Cognitive tasks: require active thinking and usually involve symbolic manipulation of words, numbers, or abstract ideas.

Manual tasks can be either routine or non-routine, such as a routine factory job versus a non-routine caregiver job. The same distinction applies to cognitive tasks, such as a routine clerical or administrative job versus the non-routine job of a manager or lawyer.  Some jobs combine different categories of tasks in the performance of a given job, therefore automation of certain tasks in a job might not automate the entire occupation away. Nonetheless, automation of tasks can transform how a job is done, or possibly eliminate the job category entirely, given the right conditions.

While technological progress throughout economic history has largely been confined to the mechanisation of manual tasks, computer and information technologies have the capacity to automate both manual and cognitive tasks.

Robots and sensors produce vast quantities of commodities with very little direct human assistance. Artificial intelligences drive cars, write sports articles and financial reports, trade stocks on Wall Street, and choose the advertisements customers see online. Big data and machine learning allow computers to recognise large-scale patterns in data that humans cannot process, and develop complicated algorithms that can be used to automate even more tasks.

Will a robot take my job?

In 2013 Carl Benedikt Frey and Michael A. Osborne published a report titled “The Future of Employment: How susceptible are jobs to computerisation?”. The authors estimated the probability of computerisation for 702 detailed occupations, using a Gaussian process classifier. According to their estimates, about 47 percent of total US employment is at risk.

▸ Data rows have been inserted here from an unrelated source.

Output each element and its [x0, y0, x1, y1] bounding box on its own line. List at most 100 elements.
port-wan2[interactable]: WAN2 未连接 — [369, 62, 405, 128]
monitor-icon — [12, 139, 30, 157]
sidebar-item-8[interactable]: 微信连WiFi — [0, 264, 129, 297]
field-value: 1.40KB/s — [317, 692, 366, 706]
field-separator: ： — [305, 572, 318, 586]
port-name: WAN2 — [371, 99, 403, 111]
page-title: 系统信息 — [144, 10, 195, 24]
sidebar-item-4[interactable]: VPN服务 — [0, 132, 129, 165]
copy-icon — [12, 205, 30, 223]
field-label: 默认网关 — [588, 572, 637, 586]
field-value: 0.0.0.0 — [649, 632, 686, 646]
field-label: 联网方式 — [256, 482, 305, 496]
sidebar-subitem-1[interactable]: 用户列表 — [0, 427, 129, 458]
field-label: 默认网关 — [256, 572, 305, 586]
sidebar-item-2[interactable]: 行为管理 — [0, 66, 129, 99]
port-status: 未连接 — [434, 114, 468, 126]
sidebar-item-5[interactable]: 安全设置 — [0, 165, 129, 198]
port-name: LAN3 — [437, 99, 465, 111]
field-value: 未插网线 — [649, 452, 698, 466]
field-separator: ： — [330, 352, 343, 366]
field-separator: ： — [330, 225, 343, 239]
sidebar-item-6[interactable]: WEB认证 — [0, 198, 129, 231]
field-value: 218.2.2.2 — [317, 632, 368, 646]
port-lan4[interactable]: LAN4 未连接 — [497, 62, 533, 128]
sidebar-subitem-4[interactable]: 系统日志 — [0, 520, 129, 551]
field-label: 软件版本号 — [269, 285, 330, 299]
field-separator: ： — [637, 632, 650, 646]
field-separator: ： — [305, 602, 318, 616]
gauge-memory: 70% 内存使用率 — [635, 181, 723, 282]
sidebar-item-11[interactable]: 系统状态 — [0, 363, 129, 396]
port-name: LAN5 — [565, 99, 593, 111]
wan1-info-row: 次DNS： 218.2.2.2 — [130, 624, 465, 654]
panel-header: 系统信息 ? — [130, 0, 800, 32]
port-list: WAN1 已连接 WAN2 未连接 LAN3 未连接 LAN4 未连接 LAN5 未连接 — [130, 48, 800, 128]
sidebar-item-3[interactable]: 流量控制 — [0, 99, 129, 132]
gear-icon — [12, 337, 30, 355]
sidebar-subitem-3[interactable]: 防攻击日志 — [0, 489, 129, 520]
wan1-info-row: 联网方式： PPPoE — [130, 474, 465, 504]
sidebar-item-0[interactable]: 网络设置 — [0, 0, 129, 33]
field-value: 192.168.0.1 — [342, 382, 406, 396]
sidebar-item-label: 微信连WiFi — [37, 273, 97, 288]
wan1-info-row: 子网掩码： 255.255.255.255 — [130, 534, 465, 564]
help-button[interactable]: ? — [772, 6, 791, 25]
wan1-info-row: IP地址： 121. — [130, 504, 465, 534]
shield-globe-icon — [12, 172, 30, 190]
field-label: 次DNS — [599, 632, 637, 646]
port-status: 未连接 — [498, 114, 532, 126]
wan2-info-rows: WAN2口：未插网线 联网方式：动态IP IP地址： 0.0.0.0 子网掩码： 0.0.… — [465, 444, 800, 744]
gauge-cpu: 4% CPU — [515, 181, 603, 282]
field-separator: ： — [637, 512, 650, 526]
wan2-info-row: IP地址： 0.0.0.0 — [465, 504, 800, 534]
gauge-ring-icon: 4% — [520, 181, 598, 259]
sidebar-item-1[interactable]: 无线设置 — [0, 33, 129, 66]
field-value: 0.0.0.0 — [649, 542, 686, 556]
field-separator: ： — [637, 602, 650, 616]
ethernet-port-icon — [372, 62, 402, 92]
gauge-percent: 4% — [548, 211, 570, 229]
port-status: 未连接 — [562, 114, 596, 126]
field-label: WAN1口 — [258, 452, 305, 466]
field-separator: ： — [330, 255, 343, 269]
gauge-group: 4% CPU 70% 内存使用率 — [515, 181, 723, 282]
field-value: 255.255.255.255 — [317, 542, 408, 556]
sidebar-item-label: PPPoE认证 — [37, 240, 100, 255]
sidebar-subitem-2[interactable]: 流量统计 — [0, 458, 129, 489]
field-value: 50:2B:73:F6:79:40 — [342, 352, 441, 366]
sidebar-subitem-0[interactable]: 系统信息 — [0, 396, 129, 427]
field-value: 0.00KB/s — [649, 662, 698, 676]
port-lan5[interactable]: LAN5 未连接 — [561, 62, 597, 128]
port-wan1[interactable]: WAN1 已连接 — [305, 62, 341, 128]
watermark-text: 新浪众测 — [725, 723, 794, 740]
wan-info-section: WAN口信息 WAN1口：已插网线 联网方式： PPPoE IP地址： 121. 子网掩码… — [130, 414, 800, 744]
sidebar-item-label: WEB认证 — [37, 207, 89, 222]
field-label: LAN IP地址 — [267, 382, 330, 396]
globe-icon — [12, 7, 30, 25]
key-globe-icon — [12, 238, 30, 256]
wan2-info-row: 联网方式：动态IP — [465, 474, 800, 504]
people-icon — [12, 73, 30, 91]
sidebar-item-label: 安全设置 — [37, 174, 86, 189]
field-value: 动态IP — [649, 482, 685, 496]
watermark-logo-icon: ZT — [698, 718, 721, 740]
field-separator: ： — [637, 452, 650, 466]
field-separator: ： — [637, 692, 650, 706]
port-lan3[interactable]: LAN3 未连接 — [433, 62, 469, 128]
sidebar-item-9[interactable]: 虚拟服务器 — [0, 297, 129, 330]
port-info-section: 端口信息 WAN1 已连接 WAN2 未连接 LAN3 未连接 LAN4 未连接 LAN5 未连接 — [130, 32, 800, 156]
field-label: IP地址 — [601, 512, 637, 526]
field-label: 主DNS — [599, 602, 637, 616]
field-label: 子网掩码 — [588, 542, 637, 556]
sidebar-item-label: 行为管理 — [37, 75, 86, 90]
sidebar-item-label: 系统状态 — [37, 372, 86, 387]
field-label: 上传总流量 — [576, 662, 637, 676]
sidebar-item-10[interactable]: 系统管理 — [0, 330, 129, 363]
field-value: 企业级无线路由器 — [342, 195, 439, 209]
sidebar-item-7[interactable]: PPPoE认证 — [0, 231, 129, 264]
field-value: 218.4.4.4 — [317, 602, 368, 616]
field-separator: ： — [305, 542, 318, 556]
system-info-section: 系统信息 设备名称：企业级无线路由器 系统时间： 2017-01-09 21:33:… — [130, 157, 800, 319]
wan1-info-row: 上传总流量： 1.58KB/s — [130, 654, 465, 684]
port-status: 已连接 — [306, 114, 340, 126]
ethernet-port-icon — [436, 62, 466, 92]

In the light of their findings, the authors of www.willrobotstakemyjob.com extracted the jobs and the probability of automation from the report and made an easy-to-use search engine which establishes a threat estimate for your job. Jobs that are most at risk are repetitive and mechanical. Work that humans do better than machines include jobs that require:

Perception and Manipulation – Finger or manual dexterity, or the necessity to work in cramped spaces/awkward positions

Creative Intelligence – Originality and fine arts

Social Intelligence – Social perceptiveness, negotiation, persuasion, and caring for others

Therefore, professions such as public relations specialist (high social intelligence), fashion designer (high creativity), and surgeon (requires advanced perception and manipulation skills) are all unlikely to be automated by a machine intelligence in the near future because those jobs require performance of complex non-routine tasks. According to www.willrobotstakemyjob.com,

Top-paid jobs with the lowest automation risk include:

  • Audiobiologists
  • Occupational therapists
  • Sales engineers
  • Psychologists
  • Dentists

Top-paid jobs with the highest automation risks include:

  • Compensation and benefits managers
  • Nuclear power reactor operators
  • Nuclear technicians
  • Administrative service managers
  • Atmospheric and space scientists 

It’s not all doom and gloom

As noted by Andrew Arnold in his “Why Robots Will Not Take Over Human Jobs”, it’s not all doom and gloom. Humans and technology must work together. “The idea that humans can leverage technology to provide a better world for all of us is not silly, however. It’s fascinating.”

Because of the competitive nature of the global market economy, automation is an imperative for businesses’ evolution in the current late capitalist society. Robots and AI will certainly replace certain jobs and lead to greater productivity. However, as Arnold maintains:

Robots and AI have been created by humans – they are tools that we can use when we give the right instructions […] The idea that technology will replace the need for creative thinking, problem-solving, leadership, teamwork and initiative is rather silly right now.

For the individual, the challenge will be to remain agile, educated, dynamic and fluid in a changing labour environment. As new technologies threaten existing jobs, they also lead to the emergence of novel, yet to be thought out professions. The things that make you human, such as creative intelligence, social intelligence and above all empathy will be amongst the tools you need to sharpen to stay relevant in the coming age of robots.